The National Eagle Center in Wabasha overlooks the Mississippi River. Programs, exhibits and live eagles at this attraction provide a look at the majestic birds in their natural environment. Lark Toys in nearby Kellogg brings out the kid in all of us. See handmade wooden toys made by local craftsmen, a carousel of fanciful animals and an antique toy museum. In addition, there are toys for sale!
Looking at all there is to see and do in Winona, you may wonder if you have enough time. The Minnesota Marine Art Museum displays a permanent collection of waterway-themed masterpieces by Picasso, Monet, Van Gogh, Gaugin and Matisse. Home to two universities, Winona has a vibrant art scene with the Great River Shakespeare Festival rapidly becoming a top event. The Polish Cultural Institute and Museum honors early immigrants and celebrates the area’s Polish heritage.

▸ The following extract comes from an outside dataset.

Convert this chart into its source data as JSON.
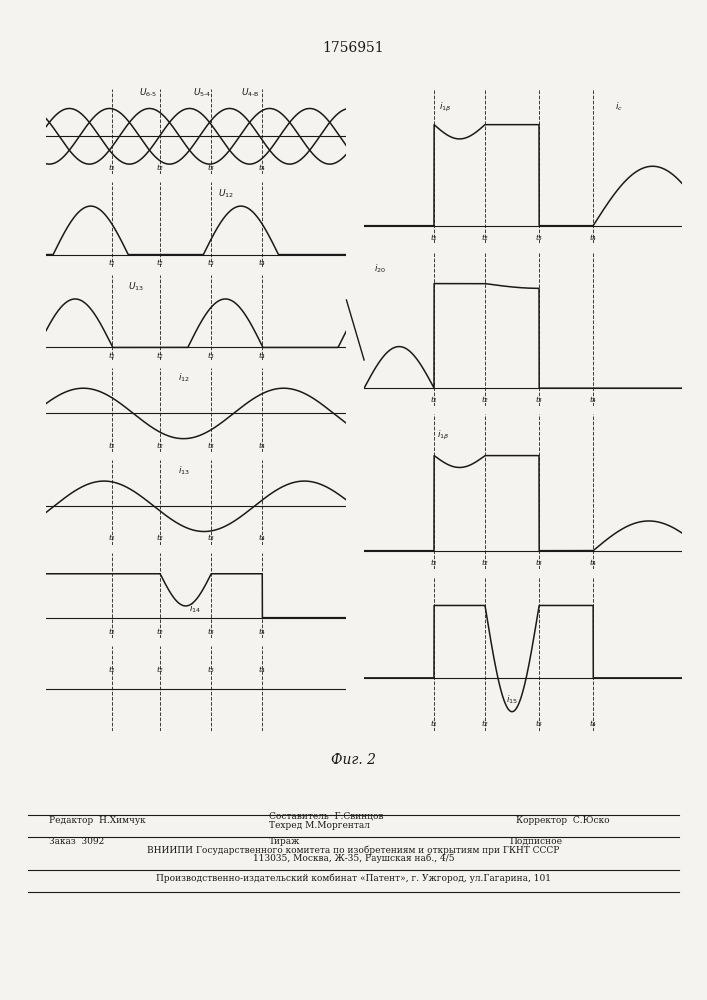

Moving to the community so well known for the work of the Mayo Clinic, there is much to see and do in Rochester. The 100-room Mayowood Mansion was home to three generations of the Mayo family. The 49-room Plummer House of the Arts displays home innovations that were advanced for the time. For smaller groups seeking a healthy living alternative, the Mayo Clinic Healthy Living Program has experiences from fully loaded four-day signature to one-day wellness experiences.
The historic contributions of southern Minnesota may only be equaled by the region’s scenic beauty. Pack your bags for a few extra days and enjoy this wonderful slice of the Upper Midwest.